The World Bank anticipates the number of people migrating on account of climate catastrophes to touch 140 million by 2050. The very nature of human mobility—and arguments about the right to move—are unthinkable without understanding the relationship between politics and the planet, between borders and heat. Whether it is overcrowding in the megacities of the developing world or the endemic violence associated with racially segregated housing in the developed North, nothing aggravates the partitions of our globe more glaringly than the disparity human beings are confronted by when they face increasingly unbearable heat.

Every inequality is today magnified under the stress of a warming planet. Every escape route a migrant takes as she becomes a refugee flows directly from the suffering unleashed by the changing oceanic currents. Grasping the logic of human migration demands that we grapple with movement as not simply a political and legal question—that is, as a function of national sovereignty, citizenship, and borders—but as a planetary one that fundamentally transforms those classical questions. At their intersection—that is to say, at the intersection of the political and the planetary—appears the need for a new thinking about borders (and war) itself.
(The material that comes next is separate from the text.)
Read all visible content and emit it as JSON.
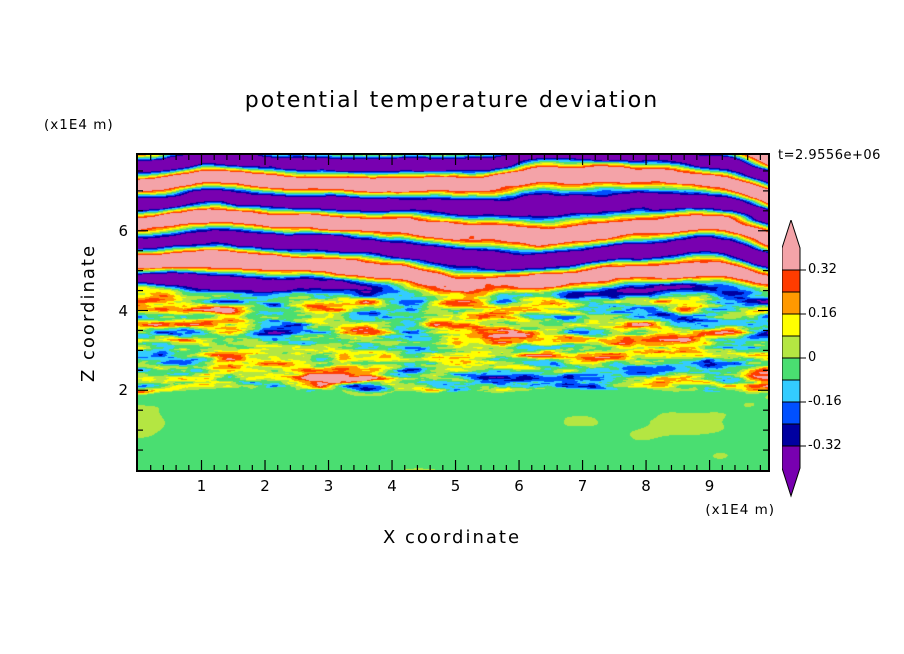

What borders feel like, what borders do to human life, and what they must be changed into are no longer settled questions. We must ask these questions again, in a new language for global politics attuned to planetary peril.

At the Institute, we seek to develop theories and studies of migration in active synchrony with the question of technology. We do this both because, on the one hand, new technologies enable new forms of surveillance of those who want to move across borders and therefore assist in their detention and their killing, and on the other, because technology is now implicated in another form of migration: extra-terrestrial flight fueled by the belief that an affluent chunk of humanity can leave earth itself. To investigate the coming forms, compulsions, and duress of human movement requires that we pay attention to the language of international institutionalism and its rhetoric in times of war and peace alike. Migrancy is the first post-planetary universal. Human beings might eventually come to inhabit a planet of migrants.